Dal 19 gennaio la protesta si è trasferita nella capitale, nella cosiddetta “Toma de Lima” (Presa di Lima). Gli incendi scoppiati per le manifestazioni hanno distrutto uno storico edificio, Casa Marcionelli, a pochi metri da Piazza San Martin. La Chiesa cattolica peruviana ha lanciato un appello a favore del dialogo, mentre nel Paese continuano le proteste. Il bilancio degli scontri con le forze dell’ordine è di 55 morti e più di 1.200 feriti.

La città di Lima non aveva mai visto incidenti così intensi e violente come quelli dell’ultima settimana, secondo la Bbc. La protesta ha come richiesta principale le dimissioni del presidente Dina Boluarte e la convocazione di elezioni generali che rinnovino l’esecutivo e il Congresso. Lo stato di emergenza è stato esteso in tutto il Paese, cancellando così alcuni diritti civili per il ripristino dell’ordine e la sicurezza.

Questa però non è la prima volta che si usa lo slogan “Toma de Lima”. Era stato lanciato altre volte per promuovere mobilitazioni nella capitale, senza molto successo.

In questa occasione a convocare le proteste sono diverse comunità indigene, organizzazioni sindacali e movimenti studenteschi, nonché leader locali dei dipartimenti Huánuco, Ancash, Lambayeque, Tacna, La Libertad, Moquegua, Apurímac, el Vraem, Arequipa, Loreto, Cajamarca e Junín. Gran parte di queste zone sono rurali e hanno la maggioranza delle risorse naturali del Perù (qui l’articolo di Formiche.net).

Leonela Labra, rappresentante di Cusco, ha dichiarato che “il popolo e le comunità contadine si mobilitano. Ma com’è possibile che dobbiamo venire fino a Lima perché si ascoltino le nostre richieste e la nostra agenda? Questo governo ha perso legittimità dal giorno uno”.

A più di 20 giorni da questa ultima ondata di proteste in Perù, anche i Paesi vicini tra cui Cile, Bolivia ed Ecuador ne soffrono le conseguenze economiche con la paralisi di molte attività.

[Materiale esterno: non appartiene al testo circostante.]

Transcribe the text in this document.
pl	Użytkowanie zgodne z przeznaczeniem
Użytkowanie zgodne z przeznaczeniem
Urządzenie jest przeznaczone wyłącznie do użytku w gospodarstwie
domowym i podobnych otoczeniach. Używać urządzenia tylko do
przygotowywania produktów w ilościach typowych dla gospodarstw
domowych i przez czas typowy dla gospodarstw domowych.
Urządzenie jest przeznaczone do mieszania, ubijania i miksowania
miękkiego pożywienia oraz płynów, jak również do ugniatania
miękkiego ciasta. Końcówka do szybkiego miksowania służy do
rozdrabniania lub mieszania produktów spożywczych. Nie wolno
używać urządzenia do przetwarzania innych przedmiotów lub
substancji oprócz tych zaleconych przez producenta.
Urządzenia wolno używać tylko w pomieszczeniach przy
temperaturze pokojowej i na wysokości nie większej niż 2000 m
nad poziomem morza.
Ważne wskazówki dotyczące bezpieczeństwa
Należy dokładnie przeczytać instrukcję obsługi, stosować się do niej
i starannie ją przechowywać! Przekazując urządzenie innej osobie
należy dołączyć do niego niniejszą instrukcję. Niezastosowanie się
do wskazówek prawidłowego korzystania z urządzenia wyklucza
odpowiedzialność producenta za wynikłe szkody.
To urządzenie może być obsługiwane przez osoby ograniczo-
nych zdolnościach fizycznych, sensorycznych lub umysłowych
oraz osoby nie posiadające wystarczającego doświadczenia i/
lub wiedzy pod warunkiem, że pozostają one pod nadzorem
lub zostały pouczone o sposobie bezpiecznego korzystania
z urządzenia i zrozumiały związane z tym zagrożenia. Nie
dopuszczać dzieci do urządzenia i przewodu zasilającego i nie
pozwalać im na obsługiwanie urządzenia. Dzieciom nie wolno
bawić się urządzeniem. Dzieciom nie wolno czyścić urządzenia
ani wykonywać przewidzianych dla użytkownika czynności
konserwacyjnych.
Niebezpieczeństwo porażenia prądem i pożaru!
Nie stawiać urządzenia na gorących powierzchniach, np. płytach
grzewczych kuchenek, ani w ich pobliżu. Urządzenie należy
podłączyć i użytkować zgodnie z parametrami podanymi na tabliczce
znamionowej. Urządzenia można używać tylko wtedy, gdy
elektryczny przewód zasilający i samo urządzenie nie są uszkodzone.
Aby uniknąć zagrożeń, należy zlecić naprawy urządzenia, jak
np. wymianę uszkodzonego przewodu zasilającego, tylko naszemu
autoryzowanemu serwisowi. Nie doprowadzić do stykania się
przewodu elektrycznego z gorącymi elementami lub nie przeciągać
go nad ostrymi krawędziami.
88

Nel caso della Bolivia, per esempio, la chiusura del ponte Desaguadero, snodo commerciale del Paese, ha provocato il rallentamento delle forniture di merci, lasciando fermi più di 1000 camion. Le perdite ammontano a circa 6 milioni di dollari al giorno, secondo l’Istituto boliviano di commercio estero. La situazione ha causato anche l’aumento del prezzo di circa 150 prodotti tra cui la soia e l’olio di semi.

In Cile la crisi sta colpendo le zone agricole di Tacna e Arica, mentre in Ecuador si sono fermate le conversazioni sull’Alleanza del Pacifico, che potevano portare benefici grazie a un accordo di libero scambio con il Messico.

Edmundo Lizarzaburu, professore di Economia dell’Università ESAN, ha spiegato a Infobae che ogni giorno il Perù perde più di 20 milioni di dollari: “E se pensiamo al turismo, tra il 70% e il 90% delle prenotazioni sono state cancellate. Tutti gli aspetti logistici sono colpiti e questo danneggia le esportazioni […] C’è una cattiva gestione del dialogo, non c’è chiarezza sulle persone che possono sedersi a negoziare e parlare né dal lato del governo né dal lato dei manifestanti”.